By that time the threat of invasion had again become a reality. Attacks on the south coast had begun in 980, early in the long reign of Ethelred II (978-1016), and Dunstan ‘after long and anxious thought’ transferred the relics of St Aldheim, ‘reverently wrapped in scarlet and fine linen,’ from their shrine to a plain tomb at Malmesbury, lest they proved too much of a temptation to plundering Danes. In 988, the year of his own death, Watchet was ravaged, and again in 997, when the Danish army ‘did much damage there, burning and slaying’. By 1011 the army had overrun the kingdom as it had done under Alfred, Danish control reaching over much of Wiltshire. Small wonder that there is a particular concentration of mints in Somerset producing coin in Etbeired’s reign, and that at least one was transferred from its vulnerable site at lichester to the refortified hilltop of South Cadbury, where coins were minted between c. 1009 and 1019. The purpose of this expanded production is clear, for many of those coins are still to be found in Scandinavia: they were the tribute extracted from a constantly defeated king.

Swein Forkbeard altered the struggle by his arrival in 1013 to claim the kingdom from Ethelred. He received the submission of the western shires at Bath, but died in the following year, leaving his son, Cnut, to continue his policy. Ethelred himself died early in 1016, but his son, Edmund Ironside, ‘stoutly defended his Kingdom while his life lasted’, fighting at Penselwood the first of six engagements. An agreement between Edmund and Cnut left Edmund ruling Wessex, but he died before the end of the same year, and was buried at Glastonbury. Somerset, like the rest of Wessex, was ruled by Cnut. The Cadbury moneyers struck coins for a while in the name of the new king, but soon transferred their work to the market centres of Bruton and Crewkerne.

The orderly rule of Cnut (1016-1035) brought Wessex under Earl Godwine. He and his sons, Swein and Harold, established a large estate in Somerset. Their doubtful allegiance to Edward the Confessor brought banishment for all three in 1051, but Harold returned in 1052, defeating a royal force after landing at Porlock. Somerset followed Earl Harold when he succeeded the Confessor as king in 1066. The fragment of the True Cross found on St Michael’s Hill at Montacute became the object of Harold’s particular interest, and its name was the war cry of the English troops at the battle of Hastings.
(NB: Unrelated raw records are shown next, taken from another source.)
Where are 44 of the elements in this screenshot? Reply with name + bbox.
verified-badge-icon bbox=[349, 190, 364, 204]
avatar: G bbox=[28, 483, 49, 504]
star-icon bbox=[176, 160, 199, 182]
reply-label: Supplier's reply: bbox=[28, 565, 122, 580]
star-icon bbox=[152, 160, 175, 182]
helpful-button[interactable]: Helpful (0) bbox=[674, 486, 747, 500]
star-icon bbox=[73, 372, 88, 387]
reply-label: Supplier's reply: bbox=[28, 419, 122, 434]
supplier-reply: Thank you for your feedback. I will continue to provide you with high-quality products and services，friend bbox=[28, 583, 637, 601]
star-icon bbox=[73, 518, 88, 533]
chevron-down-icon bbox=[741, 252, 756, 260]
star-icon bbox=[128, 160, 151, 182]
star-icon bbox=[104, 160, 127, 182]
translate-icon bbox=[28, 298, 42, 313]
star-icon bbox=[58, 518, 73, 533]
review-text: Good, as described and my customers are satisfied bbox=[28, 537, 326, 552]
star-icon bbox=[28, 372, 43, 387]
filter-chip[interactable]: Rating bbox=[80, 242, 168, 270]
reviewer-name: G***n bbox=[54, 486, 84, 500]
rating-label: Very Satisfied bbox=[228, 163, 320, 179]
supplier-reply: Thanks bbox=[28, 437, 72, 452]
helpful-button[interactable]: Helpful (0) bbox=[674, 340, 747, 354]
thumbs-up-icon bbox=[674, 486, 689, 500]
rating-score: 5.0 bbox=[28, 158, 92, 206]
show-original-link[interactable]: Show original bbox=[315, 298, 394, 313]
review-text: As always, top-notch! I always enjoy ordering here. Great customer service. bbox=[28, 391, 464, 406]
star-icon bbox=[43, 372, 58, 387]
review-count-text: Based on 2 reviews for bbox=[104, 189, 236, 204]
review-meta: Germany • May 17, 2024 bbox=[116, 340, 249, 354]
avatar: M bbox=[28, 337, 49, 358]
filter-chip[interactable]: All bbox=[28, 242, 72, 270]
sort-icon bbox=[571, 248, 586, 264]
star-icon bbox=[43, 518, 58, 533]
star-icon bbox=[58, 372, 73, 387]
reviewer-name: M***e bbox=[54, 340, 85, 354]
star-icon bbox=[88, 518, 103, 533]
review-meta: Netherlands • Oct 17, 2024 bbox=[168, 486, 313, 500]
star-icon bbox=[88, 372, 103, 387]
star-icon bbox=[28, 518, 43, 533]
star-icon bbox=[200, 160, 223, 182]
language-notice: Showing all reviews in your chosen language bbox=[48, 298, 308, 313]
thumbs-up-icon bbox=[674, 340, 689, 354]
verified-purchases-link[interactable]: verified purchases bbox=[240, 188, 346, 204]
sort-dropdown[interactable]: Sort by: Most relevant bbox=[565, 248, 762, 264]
Montacute, perhaps not surprisingly, was one of the places where there was active opposition to that last great wave of conquest, and the count of Mortain’s castle there was besieged in 1068. The Saxon sheriff, Tofig, and the Saxon military leader, Eadnoth the Staller, supported William the Conqueror when Harold’s sons attempted to regain their father’s kingdom. Eadnoth fell fighting for his new king, and the people of Somerset found themselves again at the mercy of outsiders.

The king himself took the lands like Somerton and Cheddar, Wedmore and Axbridge, Frome and Bruton, once held by the royal house of Wessex. He seized great estates like Dulverton, Old Cleeve, Congresbury, and Keynsham, which had belonged to Earl Harold, or his sister, Edith. Saxon landowners gave place to Norman bishops and Norman lords, their names declaring their origins across the Channel. Walter de Dowai, Roger de Courceulles, William de Mohun, William de Falaise, and the count of Mortain were among the great tenants-in-chief. The count, half-brother to King William, had a vast holding spreading across the south of the county, with its centre at Montacute. Among the men who came to England with him were Alfred the butler, and Robert the constable, Bretel de St Clair, and Drew de Mont agud. Two by their names suggest their relationship with their lord, two their origins in the countryside of Normandy. But they came as permanent settlers in a new land, and left there, too, more than a memory of their existence. Bretel held, among other places, a manor called Ash, which he or others distinguished from other places of that name by the addition of his; thus was Ashbrittle born. Robert and Drew were the ancestors of the Beauchamps and the Montacutes, two families who belong to the very heart of medieval Somerset, two families still remembered at Hatch Beauchamp and Shepton Montague among the many Somerset place-names which owe their euphony to their Norman owners.